A Lesson to Fault-finders
“WHO stuffed that white owl?” No one spoke in the shop:
The barber was busy, and he couldn’t stop;
The customers, waiting their turns, were all reading
The Daily, the Herald, the Post, little heeding
The young man who blurted out such a blunt question;         5
Not one raised a head or even made a suggestion;
        And the barber kept on shaving.
“Don’t you see, Mister Brown,”
Cried the youth, with a frown,
“How wrong the whole thing is,         10
How preposterous each wing is,
How flattened the head is, how jammed down the neck is—
In short, the whole owl, what an ignorant wreck ’tis!
I make no apology;
I’ve learned owl-eology.         15
I’ve passed days and nights in a hundred collections,
And cannot be blinded to any deflections
Arising from unskilful fingers that fail
To stuff a bird right, from his beak to his tail.
Mister Brown! Mister Brown!         20
Do take that bird down,
Or you’ll soon be the laughing-stock all over town!”
        And the barber kept on shaving.
“I’ve studied owls,
And other night fowls,         25
And I tell you
What I know to be true:
An owl cannot roost
With his limbs so unloosed;
No owl in this world         30
Ever had his claws curled,
Ever had his legs slanted,
Ever had his bill canted,
Ever had his neck screwed
Into that attitude.         35
He can’t do it, because
’Tis against all bird-laws
Anatomy teaches,
Ornithology preaches
An owl has a toe         40
That can’t turn out so!
I’ve made the white owl my study for years,
And to see such a job almost moves me to tears!
Mister Brown, I’m amazed
You should be so gone crazed         45
As to put up a bird
In that posture absurd!
To look at that owl really brings on a dizziness;
The man who stuffed him don’t half know his business!”

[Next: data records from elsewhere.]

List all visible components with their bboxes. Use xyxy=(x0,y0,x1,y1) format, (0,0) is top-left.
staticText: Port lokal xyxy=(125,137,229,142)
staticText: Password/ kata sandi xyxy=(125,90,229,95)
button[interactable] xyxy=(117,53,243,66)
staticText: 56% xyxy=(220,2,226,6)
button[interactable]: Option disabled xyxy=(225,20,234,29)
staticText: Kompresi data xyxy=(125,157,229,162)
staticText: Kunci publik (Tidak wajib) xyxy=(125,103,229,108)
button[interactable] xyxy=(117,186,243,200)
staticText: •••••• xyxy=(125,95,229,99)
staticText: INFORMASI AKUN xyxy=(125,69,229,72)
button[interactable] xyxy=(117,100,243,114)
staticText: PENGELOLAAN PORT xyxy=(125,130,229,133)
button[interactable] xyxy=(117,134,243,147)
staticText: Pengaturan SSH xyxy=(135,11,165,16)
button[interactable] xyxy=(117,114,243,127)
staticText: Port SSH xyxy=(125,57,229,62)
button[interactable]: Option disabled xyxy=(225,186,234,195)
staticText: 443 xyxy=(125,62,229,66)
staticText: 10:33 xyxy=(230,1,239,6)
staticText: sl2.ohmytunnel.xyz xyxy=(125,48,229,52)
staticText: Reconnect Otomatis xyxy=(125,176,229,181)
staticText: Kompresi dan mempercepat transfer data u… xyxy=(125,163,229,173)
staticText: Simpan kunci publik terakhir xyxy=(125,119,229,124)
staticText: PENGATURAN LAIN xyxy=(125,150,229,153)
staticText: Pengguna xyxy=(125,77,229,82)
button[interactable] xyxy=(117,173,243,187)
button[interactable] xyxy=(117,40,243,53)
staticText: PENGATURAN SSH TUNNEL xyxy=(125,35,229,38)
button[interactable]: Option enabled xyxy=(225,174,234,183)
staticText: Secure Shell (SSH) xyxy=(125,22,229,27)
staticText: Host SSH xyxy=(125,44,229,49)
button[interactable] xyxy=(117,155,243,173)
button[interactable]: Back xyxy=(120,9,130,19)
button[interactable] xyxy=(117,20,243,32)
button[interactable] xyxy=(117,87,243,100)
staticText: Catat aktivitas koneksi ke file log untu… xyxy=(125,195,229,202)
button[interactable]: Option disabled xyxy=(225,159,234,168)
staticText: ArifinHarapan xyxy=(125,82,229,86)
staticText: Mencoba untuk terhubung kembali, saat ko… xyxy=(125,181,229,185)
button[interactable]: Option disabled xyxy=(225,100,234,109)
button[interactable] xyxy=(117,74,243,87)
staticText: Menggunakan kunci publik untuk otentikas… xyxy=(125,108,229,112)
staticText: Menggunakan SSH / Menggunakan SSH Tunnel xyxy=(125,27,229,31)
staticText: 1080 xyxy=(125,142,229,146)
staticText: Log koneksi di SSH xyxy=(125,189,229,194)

        And the barber kept on shaving.         50
“Examine those eyes.
I’m filled with surprise
Taxidermists should pass
Off on you such poor glass;
So unnatural they seem         55
They’d make Audubon scream,
And John Burroughs laugh
To encounter such chaff.
Do take that bird down;
Have him stuffed again, Brown!”         60
        And the barber kept on shaving.
“With some sawdust and bark
I would stuff in the dark
An owl better than that;
I could make an old hat         65
Look more like an owl
Than that horrid fowl,
Stuck up there so stiff like a side of coarse leather.
In fact, about him there’s not one natural feather.”
Just then, with a wink and a sly normal lurch,         70
The owl, very gravely, got down from his perch,
Walked round, and regarded his fault-finding critic
(Who thought he was stuffed) with a glance analytic,
And then fairly hooted, as if he should say:
“Your learning’s at fault this time, anyway;         75
Don’t waste it again on a live bird, I pray.
I’m an owl; you’re another. Sir Critic, good-day!”
        And the barber kept on shaving.